The Warsaw Voice
- Format: A4
- Founded: 1988
- Language: English
- Headquarters: Warsaw
- Circulation: 10,500
- Website: warsawvoice.pl

= The Warsaw Voice =

English-language newspaper in Poland

Warsaw Voice: Polish and Central European Review, commonly shortened to The Warsaw Voice, is an English-language newspaper printed in Poland, concentrating on news about Poland and its neighbours. It was the first and, for the first few years of its history, the only English-language newspaper published in Poland. It has been described as "the most authoritative English-language newspaper" published in Warsaw. In 2026, it suspended publication until further notice. It was created by Polish TV-presenter and journalist Andrzej Jonas, who served as editor-in-chief with Slawomir Majman as deputy editor in chief.

First released in October 1988, it is a general news magazine with sections on political, economic, social and cultural news and with opinions sections. The printed edition has a circulation of 10,500.

After the fall of communism in 1989, many Western European companies started to expand heavily in or come to Poland, such as the American Coca-Cola, the French retail chains Carrefour and Auchan, German Volkswagen and the Dutch Philips, ING Bank, Unilever and the wholesaler Makro. As a result, the expat community in Warsaw and surroundings quickly grew to some tens of thousands. The Voice caters specially to their needs, offering primarily economic, political and cultural news and background. From 1992 until 1998 The Voice had one foreign correspondent, Arthur Graaff in Amsterdam, because of the leading Dutch investments in Poland.

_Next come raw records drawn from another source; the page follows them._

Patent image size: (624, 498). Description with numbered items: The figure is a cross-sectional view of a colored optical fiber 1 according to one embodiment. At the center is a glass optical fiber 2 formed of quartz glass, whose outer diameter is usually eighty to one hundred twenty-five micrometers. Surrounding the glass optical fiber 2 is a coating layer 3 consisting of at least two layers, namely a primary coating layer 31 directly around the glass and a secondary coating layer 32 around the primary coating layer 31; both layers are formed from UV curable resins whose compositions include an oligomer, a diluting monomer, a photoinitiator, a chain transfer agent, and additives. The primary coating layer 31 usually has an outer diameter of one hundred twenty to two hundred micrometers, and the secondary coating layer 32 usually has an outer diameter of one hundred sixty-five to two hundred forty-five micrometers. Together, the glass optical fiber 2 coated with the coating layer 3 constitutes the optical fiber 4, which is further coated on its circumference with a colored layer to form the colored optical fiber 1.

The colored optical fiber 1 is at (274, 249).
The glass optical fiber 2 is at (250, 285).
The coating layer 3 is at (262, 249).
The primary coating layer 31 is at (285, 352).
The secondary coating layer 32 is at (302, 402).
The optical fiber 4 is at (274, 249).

In 2016, the magazine switched from monthly to quarterly publication. The most recent issue to date was the Winter 2025 edition. On 13 March 2026, it suspended publication entirely pending “new decisions (…) regarding the future formula.” Updates to the website and the daily newsletter “Poland’s Voice daily” have also been discontinued as of this date.

==Print characteristics==
A4 format (230mm x 297 mm), 40 pages, minimum 24 pages in full colour.